Lopez Obrador, a leftist who won the elections by a landslide in 2018, initially suggested moving the referendum to June 2021 during the mid-term legislative elections.

The opposition, however, rejected the new date and wanted it held in 2022.

But Lopez Obrador’s approval ratings have plunged from nearly 80 percent in 2018 to about 47 percent in recent months, and the opposition sees a chance of success if the vote is pushed up.

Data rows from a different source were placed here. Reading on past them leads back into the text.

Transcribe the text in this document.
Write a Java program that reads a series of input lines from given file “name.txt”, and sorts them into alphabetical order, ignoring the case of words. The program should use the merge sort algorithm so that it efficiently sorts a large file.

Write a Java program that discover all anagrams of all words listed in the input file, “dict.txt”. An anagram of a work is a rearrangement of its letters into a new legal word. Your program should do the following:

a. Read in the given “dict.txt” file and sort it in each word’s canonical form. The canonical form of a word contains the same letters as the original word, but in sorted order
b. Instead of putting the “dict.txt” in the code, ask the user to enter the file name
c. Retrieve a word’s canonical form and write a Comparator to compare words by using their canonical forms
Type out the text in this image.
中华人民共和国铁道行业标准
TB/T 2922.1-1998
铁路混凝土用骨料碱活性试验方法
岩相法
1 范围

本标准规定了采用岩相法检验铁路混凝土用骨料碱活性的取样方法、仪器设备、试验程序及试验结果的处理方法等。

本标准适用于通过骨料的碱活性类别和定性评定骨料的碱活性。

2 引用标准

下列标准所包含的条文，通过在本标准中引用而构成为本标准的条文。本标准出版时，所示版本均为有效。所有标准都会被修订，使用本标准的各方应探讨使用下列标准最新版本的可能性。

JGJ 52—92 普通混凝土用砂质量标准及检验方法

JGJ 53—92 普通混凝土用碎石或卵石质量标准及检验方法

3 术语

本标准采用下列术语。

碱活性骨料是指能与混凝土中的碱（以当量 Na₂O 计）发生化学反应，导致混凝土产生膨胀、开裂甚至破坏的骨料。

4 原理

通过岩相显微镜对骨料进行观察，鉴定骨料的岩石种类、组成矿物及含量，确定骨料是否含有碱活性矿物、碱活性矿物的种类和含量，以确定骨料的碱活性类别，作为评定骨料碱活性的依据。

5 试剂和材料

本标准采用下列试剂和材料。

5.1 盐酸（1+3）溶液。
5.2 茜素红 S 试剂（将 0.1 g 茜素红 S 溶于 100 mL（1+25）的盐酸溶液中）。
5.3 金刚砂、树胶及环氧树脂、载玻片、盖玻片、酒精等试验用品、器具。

Mexico entered a mild recession last year as a result of a fall in investment due to concerns about the president’s readiness to allow major contracts signed under the previous government to be invalidated.

DISCOVERIES

Munching on a Star

A recent study is helping scientists learn more about the mysterious black holes in the universe and the evolution of the cosmos.

Researchers discovered the presence of an “intermediate-mass” black hole using the Hubble telescope, the BBC reported.

Intermediate-mass black holes are harder to find because of their small size and because they are less active than their larger relatives, supermassive black holes.

The research team was able to spot what it believed to be the intermediate-mass black hole after catching it feeding on a star that ventured too close.

They reported that the black hole was on the outskirts of the Milky Way galaxy – where they are mostly found. They estimate its mass to be 50,000 times that of the Sun.

The discovery could help astronomers further explore the evolution of black holes in the universe, a “cosmic missing link.”

“Studying the origin and evolution of the intermediate-mass black holes will finally answer (the question)…how the supermassive black holes that we find in the centers of massive galaxies came to exist,” said co-author Natalie Webb.